Summer of Soul review – joyous, sun-soaked doc revives a near-mythic festival
Questlove's tribute to the Harlem Culture Festival is bursting with amazing footage of gigs that should have gone down in history
There might be no year better suited to being covered in a documentary than 1969. From the Moon to the Mansons, via Woodstock, Vietnam, Civil Rights, and all-new forms of artistic expression, especially in music and film, it’s a year that is fully baked into our culture, and yet there is still new material to find and fascinate. In the case of Questlove’s shimmering Summer of Soul, this material is the largely forgotten Harlem Culture Festival, brought to toe-tapping life thanks to a wealth of brilliant archive footage cut together with style and urgency.
The Harlem Culture Festival was a meeting of the best and brightest in Black music, art, and intellectualism, attended by hundreds of thousands of people but set to one side in the history books, overshadowed by Woodstock and denied TV airtime by bosses who had no interest in a celebration of Black culture. Hours upon hours of footage were left just sitting there, and it’s this “rediscovered” footage that makes Summer of Soul so electrifying.

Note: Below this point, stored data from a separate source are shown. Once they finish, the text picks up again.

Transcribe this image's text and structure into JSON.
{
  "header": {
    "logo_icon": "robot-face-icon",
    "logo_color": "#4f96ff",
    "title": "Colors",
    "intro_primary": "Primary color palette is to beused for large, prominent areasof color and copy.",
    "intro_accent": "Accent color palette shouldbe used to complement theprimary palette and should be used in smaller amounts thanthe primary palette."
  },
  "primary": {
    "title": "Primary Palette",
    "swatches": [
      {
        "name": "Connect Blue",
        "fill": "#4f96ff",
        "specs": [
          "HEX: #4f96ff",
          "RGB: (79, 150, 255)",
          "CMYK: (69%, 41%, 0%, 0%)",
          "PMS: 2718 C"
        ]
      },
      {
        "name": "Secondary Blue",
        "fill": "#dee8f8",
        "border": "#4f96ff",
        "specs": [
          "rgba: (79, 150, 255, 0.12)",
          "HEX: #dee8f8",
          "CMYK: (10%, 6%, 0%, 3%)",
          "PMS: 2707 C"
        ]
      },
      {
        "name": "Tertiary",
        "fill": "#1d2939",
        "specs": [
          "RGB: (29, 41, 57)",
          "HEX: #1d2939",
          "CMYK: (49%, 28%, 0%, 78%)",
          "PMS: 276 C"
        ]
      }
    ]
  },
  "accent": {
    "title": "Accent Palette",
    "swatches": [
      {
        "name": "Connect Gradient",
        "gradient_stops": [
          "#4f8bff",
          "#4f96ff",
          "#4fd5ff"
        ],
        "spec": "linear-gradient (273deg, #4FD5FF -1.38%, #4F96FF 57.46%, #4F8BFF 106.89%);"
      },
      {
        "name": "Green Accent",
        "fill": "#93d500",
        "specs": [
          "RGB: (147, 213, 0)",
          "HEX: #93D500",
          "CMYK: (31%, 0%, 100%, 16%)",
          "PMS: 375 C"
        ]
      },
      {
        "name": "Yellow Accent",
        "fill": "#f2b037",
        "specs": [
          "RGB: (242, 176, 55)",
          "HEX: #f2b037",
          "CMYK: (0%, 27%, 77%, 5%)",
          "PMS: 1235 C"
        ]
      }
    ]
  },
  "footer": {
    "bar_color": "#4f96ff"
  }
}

There are still talking heads to inform and contextualise, but the music is the star of the show, and rightly so. Captivating performances from Nina Simone, Sly and the Family Stone, Stevie Wonder, The 5th Dimension, and many more iconic acts make this one of the rare documentaries that absolutely must be seen on the big screen.
On some occasions Summer of Soul’s balancing act between being a documentary and an out-and-out concert film is precarious, one element slightly getting in the way of the other, but this is still a joyous, sun-soaked party of a movie. As they did at the festival itself, here politics and music meld into one, expertly capturing the thrill of a true cultural turning point.
Summer of Soul is now showing in cinemas.